Sawyer turned to him. “Only use it as a disinfectant in emergencies, and how far away is Henry, exactly?”
“In his hotel room?” Alan answered.
“Yeah, that's no good. Peroxide only works in the first couple minutes. WD40?”
Nothing but blank stares.
“Seriously?” Sawyer said. “You need to be better prepared, I wouldn't go to a con without a can.”
“So, shouldn't you have some?” Clive said.
She rolled her eyes. “Not on me. Does this cosplay look like it has pockets? How about talcum powder?”
Yet again, the silence was deafening. “You don't even practice good footcare? Well, shit,” she said, and stormed off towards the room's minifridge. “Time for Plan E.” She reached in, and pulled out a two-liter bottle of Coke. Sawyer took it, marched over to the couch, and began pouring it liberally onto the stain.
“Excuse me, what?” Steve said. He'd gotten to his feet, and came over to Sawyer's side.

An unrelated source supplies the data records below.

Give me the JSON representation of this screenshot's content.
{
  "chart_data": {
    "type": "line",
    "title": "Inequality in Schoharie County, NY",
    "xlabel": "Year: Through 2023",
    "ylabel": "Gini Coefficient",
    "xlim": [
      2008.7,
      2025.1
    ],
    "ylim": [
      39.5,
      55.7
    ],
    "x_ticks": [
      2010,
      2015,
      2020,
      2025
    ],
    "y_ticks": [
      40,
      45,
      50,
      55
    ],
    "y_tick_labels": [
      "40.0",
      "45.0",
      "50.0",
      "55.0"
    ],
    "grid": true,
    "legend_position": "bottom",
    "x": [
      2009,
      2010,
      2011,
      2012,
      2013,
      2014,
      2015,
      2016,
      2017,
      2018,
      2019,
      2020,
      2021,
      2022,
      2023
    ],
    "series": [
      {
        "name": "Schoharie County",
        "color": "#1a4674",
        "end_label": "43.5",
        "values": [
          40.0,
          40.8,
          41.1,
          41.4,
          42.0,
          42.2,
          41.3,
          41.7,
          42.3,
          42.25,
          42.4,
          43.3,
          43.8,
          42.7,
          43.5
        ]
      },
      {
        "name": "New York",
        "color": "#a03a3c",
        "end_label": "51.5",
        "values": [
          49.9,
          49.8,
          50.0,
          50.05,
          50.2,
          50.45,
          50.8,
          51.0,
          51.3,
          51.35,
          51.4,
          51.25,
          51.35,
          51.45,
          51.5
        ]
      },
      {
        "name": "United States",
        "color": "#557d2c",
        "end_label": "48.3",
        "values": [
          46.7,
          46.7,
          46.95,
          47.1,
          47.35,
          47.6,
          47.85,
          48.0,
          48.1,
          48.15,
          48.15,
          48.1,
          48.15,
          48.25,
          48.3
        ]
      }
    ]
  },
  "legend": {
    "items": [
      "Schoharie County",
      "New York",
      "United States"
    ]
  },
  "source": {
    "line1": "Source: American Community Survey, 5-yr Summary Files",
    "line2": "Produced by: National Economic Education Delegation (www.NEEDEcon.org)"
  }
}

She looked at him, still pouring. “The acid helps break up the blood, and I'm pretty sure the carbonation plays a small part, too.”
“But, uh-” Steve started.
“Soak it in water tomorrow, dry it off the best you can, and hopefully it'll just seem like you spilled water on the couch. If not, the hotel will care less about a cola stain than a blood stain, and they'll charge you less for the cleaning.”
“What if I want to like, use the couch, though?”
Sawyer re-capped the bottle, and tossed it to Jack, who very nearly fumbled it. She grabbed a towel from the bathroom, and folded it into a nice square that covered the cola-soaked patch. Steve looked at it, shrugged, and sat down on it. “You know what, Alan? Your friend's pretty rad.”